What I’ve come to believe now is that urban design begins with a matter of discerning and critiquing the contemporary issues surrounding our cities today. Throughout the academic discourse at our time here in the UD program, the constant theme of contention in contemporary society has pervaded the plethora of readings, viewpoints, and lecturers we have encountered. These issues lie in the role of community advocacy groups for the administration of justice in the city, the role of historic preservation in accelerating (or mitigating) gentrification in the city, or the complicated paradigms between informal settlements and more regulatory planning apparatus’ that force us to confront the notion of “whose city is it anyways?”, among others. These myriads of issues all involve competing yet equally valid perspectives that entail contention and controversy in the city today. What is crucial is our role as designers (and our critiques of these issues) within the larger back and forth pendulum swing of these contemporary issues of contentions.

The importance of our role as designers leads me to another crucial understanding of urban design, which is that while it begins with a critique of contentions, its ends with an intervention in the physical space of the city. One cannot overstate the importance of physically intervening in the urban condition, acts of interventions that accompany and go beyond intangible law or policy reform matters. To design is to intervene in these contemporary issues, and these interventions hold the capacity to project alternative and better futures aimed at changing existing contentions into preferred solutions of consensus.
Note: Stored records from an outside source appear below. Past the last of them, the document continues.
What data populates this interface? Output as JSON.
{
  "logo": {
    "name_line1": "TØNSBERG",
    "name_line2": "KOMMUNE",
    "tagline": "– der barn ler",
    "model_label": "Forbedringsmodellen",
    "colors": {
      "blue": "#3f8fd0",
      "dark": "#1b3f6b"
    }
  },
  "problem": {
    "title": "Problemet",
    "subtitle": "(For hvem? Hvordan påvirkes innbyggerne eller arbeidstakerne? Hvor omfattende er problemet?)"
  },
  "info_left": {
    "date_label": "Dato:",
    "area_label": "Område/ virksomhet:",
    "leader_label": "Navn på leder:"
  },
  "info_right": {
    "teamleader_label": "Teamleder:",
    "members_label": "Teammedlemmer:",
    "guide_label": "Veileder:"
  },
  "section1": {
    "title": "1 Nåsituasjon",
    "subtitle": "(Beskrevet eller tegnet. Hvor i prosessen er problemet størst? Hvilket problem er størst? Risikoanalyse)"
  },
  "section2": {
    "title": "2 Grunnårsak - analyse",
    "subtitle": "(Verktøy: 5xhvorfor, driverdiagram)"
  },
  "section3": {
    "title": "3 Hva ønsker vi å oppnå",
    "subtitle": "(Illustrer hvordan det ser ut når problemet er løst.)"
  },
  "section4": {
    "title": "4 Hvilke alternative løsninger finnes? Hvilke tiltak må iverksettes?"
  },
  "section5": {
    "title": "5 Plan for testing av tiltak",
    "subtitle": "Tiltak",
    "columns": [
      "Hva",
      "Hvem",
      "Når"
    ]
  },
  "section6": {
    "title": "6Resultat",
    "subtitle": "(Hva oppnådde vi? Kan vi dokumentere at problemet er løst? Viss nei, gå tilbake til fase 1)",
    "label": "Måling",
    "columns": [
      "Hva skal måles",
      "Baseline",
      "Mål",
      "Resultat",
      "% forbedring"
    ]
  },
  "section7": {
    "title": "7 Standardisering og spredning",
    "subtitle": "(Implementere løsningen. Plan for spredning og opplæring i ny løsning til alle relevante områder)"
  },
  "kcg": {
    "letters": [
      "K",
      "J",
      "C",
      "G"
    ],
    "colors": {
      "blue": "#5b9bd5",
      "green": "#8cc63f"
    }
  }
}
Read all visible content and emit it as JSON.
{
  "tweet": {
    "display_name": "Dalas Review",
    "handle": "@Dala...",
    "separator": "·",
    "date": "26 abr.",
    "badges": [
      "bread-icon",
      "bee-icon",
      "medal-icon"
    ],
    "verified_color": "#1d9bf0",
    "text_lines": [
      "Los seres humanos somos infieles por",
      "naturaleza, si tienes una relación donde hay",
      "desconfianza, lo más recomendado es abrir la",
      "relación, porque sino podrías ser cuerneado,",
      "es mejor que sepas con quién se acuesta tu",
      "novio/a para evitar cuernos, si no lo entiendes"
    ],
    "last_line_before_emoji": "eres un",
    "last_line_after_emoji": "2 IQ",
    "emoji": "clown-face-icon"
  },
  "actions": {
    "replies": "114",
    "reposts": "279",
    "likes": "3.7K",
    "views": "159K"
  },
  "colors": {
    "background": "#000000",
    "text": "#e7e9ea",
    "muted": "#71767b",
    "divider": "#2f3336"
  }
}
This is why I declared earlier that urban design is only partially about adopting a certain attitudinal mindset in conceptualizing a project in the broader urban context. Our discipline is both a form of intangible knowledge of a current urban condition in a particular moment in time, and simultaneously a proposition for how that condition may be shaped and sculpted in the evolution of the future metropolis.

In this way, urban design can be understood truly as a bridge discipline, not only between political bodies, community members, advocacy groups, private and public entities, but also between the intangible issues of society and the tangible, physical design of the city. Therefore, urban design can be understood as a cog in the ‘solution’: the city needs both good design and accompanying policy reforms and governance mechanisms that will enable good design to become successfully integrated into the evolution and use of the city long-term. Coupled with both in hand, great accomplishments can be had in the contemporary metropolis today. To that end, while urban design might be understood as the history of contention and strife in the city, it should also be understood as a confluence of harmonistic endeavors that bring together multiple competing interests to impact a holistic positive change in the broader urban context.

In essence, I propose that urban design can be defined as the bridging of ‘tangible’ physical interventions with ‘less-tangible’ contemporary issues of the city, critiquing their contention, intervening in their dialogues, and (if successful) is integrated by the collective public in a way that improves the broader livelihood of the city and beyond.